Personal details
- Born: 1911
- Died: 18 March 1991 (aged 79–80)
- Occupation: Neurologist

= Robert Roland Hughes =

British neurologist

Robert Roland Hughes (1911 – 18 March 1991) was a British neurologist and pioneer of Electroencephalography and neurology. He studied medicine at Liverpool University and spent the bulk of his life as a consultant in the Liverpool and North Wales area, particularly in the Liverpool Royal Infirmary and the Royal Southern Hospital.

==Career==

Hughes began his career as an apprentice printer in his father's business, and entered medicine somewhat later than was usual. He served in the Royal Army Medical Corps during World War II, rising to the rank of Major, during which time he was instrumental in setting up the Allied field hospital at D-Day.

He took up a post in under Lord Cohen at the Royal Southern Hospital after being demobilised.
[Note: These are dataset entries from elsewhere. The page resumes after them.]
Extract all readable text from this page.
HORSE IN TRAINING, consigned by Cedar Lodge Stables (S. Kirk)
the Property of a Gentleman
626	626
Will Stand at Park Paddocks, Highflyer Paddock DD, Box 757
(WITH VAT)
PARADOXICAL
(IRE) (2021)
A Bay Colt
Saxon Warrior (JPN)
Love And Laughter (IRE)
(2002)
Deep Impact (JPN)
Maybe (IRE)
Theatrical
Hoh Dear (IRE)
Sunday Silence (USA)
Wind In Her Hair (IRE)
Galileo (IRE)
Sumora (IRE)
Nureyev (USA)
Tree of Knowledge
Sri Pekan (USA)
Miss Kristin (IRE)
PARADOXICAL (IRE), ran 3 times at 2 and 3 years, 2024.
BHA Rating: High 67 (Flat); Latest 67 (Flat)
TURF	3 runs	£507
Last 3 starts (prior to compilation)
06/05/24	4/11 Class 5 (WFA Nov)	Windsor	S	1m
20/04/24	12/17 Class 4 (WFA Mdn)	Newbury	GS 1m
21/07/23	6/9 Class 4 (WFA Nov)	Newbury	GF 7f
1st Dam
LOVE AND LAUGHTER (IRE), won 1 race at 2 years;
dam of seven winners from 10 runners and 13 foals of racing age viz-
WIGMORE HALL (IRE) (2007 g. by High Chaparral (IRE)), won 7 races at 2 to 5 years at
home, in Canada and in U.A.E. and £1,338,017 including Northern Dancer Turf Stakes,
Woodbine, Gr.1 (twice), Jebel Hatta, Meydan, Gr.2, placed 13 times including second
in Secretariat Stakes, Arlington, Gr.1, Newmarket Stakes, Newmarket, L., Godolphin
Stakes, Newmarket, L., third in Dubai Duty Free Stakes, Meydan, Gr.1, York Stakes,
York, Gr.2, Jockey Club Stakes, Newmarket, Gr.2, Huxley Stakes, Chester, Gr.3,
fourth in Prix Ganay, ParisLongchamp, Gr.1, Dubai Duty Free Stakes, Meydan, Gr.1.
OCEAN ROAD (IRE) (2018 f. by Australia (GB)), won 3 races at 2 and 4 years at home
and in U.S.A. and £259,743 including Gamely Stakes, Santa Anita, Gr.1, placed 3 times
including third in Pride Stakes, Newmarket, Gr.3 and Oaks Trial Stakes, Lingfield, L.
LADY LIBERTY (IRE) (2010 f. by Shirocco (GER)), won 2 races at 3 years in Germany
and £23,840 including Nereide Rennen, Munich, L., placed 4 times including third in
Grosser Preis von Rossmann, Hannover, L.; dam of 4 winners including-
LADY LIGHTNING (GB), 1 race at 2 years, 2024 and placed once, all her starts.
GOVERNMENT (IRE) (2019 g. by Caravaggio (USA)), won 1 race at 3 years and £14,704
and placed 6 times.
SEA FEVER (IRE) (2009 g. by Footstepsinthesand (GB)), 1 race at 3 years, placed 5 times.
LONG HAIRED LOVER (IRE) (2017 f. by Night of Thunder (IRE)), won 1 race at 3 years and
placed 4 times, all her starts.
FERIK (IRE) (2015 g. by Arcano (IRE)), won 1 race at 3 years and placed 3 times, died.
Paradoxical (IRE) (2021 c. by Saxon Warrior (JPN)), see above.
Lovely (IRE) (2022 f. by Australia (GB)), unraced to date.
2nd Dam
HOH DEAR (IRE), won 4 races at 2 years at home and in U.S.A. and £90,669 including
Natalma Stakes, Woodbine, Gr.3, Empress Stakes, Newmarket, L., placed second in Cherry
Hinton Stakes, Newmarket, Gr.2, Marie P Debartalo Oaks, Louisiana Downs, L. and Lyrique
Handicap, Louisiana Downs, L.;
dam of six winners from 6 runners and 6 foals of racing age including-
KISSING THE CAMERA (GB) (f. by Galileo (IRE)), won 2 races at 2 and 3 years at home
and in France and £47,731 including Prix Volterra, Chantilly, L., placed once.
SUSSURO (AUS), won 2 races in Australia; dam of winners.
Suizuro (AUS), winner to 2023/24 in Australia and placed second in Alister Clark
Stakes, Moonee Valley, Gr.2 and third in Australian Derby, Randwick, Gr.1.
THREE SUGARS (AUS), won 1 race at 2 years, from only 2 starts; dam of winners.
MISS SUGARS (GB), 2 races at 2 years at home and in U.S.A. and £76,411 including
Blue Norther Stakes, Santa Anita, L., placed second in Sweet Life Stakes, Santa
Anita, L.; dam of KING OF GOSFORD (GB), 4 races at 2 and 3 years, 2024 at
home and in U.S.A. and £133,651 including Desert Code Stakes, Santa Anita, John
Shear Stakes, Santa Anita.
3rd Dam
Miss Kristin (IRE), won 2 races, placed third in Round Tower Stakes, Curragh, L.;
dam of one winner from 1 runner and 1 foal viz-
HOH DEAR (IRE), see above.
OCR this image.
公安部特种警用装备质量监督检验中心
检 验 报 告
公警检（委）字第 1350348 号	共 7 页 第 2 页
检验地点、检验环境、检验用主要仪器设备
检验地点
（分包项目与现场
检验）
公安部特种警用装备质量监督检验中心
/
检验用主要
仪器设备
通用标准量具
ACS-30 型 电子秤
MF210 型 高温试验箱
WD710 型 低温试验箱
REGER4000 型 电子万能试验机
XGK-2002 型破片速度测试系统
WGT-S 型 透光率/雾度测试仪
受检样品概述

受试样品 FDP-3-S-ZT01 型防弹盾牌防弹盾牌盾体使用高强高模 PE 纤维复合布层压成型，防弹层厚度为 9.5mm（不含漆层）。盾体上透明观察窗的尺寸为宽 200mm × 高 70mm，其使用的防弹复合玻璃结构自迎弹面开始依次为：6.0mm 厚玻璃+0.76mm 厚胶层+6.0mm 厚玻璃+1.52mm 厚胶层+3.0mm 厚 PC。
He also worked at Walton Neurological Unit, Clatterbridge, HM Stanley and Boddelwyddan. Dr Hughes wrote the landmark book An introduction to clinical electro-encephalography (1961) which is used as a textbook and authority on the subject. As his reputation became established, he did a substantial amount of work as a private medico-legal consultant.

Hughes' son, Dr Simon H. C. Hughes, is a medical physicist whose work on CT and MRI scanners helped reduce their cost, making such equipment more available and widespread.